Volatility or the lack of is on everyone’s mind. On CNBC early this morning they played the theme song from Jaws with the title, IS VOLATILITY COMING BACK – then phased out to a commercial. The NYT on Feb 3rd had an article IT’S CALM. LOOK OUT FOR A STORM. “If complacency breeds danger, then we might be sitting on a powder keg heading into 2007,” James Stack, editor of, Invest Tech Market Analyst.

The low reading in volatility which is trading close to record lows set in 1994 is comforting to many. A belief that the evolution of financial products makes the stock market inherently less volatile than it use to be is becoming its own mantra.

“People are very worried about risk,” says Tobias Levkovich, equity strategist at Citigroup Investment Research, and the fact that so many investors are focusing attention on volatility is another reason not to be concerned.
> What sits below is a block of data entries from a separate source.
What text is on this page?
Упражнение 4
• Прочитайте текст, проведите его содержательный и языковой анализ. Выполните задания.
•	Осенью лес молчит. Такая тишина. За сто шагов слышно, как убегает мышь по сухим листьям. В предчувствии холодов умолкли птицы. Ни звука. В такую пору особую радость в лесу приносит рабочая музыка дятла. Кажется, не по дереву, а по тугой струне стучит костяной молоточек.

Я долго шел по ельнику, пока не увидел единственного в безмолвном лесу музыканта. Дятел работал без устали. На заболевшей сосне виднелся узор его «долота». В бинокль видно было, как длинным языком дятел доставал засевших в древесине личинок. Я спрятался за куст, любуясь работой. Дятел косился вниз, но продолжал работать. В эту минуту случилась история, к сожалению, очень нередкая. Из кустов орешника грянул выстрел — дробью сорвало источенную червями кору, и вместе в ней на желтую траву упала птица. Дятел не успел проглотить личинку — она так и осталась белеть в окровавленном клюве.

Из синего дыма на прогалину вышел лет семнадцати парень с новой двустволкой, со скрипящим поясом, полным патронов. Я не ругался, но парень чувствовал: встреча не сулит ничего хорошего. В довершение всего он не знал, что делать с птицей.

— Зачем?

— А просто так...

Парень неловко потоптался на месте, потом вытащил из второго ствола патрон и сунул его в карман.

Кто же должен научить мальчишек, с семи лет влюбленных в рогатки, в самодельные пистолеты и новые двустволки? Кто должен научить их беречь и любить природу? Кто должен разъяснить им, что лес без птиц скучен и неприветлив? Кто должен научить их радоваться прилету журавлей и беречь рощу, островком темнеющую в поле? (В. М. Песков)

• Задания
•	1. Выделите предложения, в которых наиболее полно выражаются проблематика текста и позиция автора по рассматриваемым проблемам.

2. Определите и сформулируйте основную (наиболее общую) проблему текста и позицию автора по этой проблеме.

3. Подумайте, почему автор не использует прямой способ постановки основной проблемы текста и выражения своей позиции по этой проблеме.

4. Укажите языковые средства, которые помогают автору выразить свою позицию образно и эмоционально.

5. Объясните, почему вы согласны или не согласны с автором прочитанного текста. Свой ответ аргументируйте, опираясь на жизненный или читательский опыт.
I see the logic in all of this – being concerned, not being concerned, being indifferent about being concerned all over this concept of volatility. My gut feel is this is going to be a volatile year. I have my reasons why and began putting on volatility strategies last week. We shall see…

Bonds

Dr. Plosser tried to crash the party yesterday with talk of higher rates. At the heart of his antinflationary remarks is a fear that labor costs are about to advance. The market remains well bid and shorts established two weeks ago were covered yesterday. Perhaps a light upward bias will take bonds back to 112 00, though I would be a seller there. You have a sector of the trade questioning overall growth prospects ahead and then you have the non-farm productivity up 3.0% annual rate in 4th quarter which was far better than the consensus of 2.0% (non-farm payrolls for all of 2006 rose 2.1%).

Stock Indexes

HSBC has warned that debts will be higher than the consensus due to further deterioration in third-party originated sub-prime mortgages in the US. Disney had impressive earnings and while I think we are building toward a correction you cannot argue with the pretty charts. The mid-cap and small caps are leading the market and that is usually a positive development. The NASDAQ is the only major index that has not set a new high this month. February typically is one of the worst performers, but seasonal tendencies cannot always be trusted nor followed. Trade with caution and perhaps tighten the stops.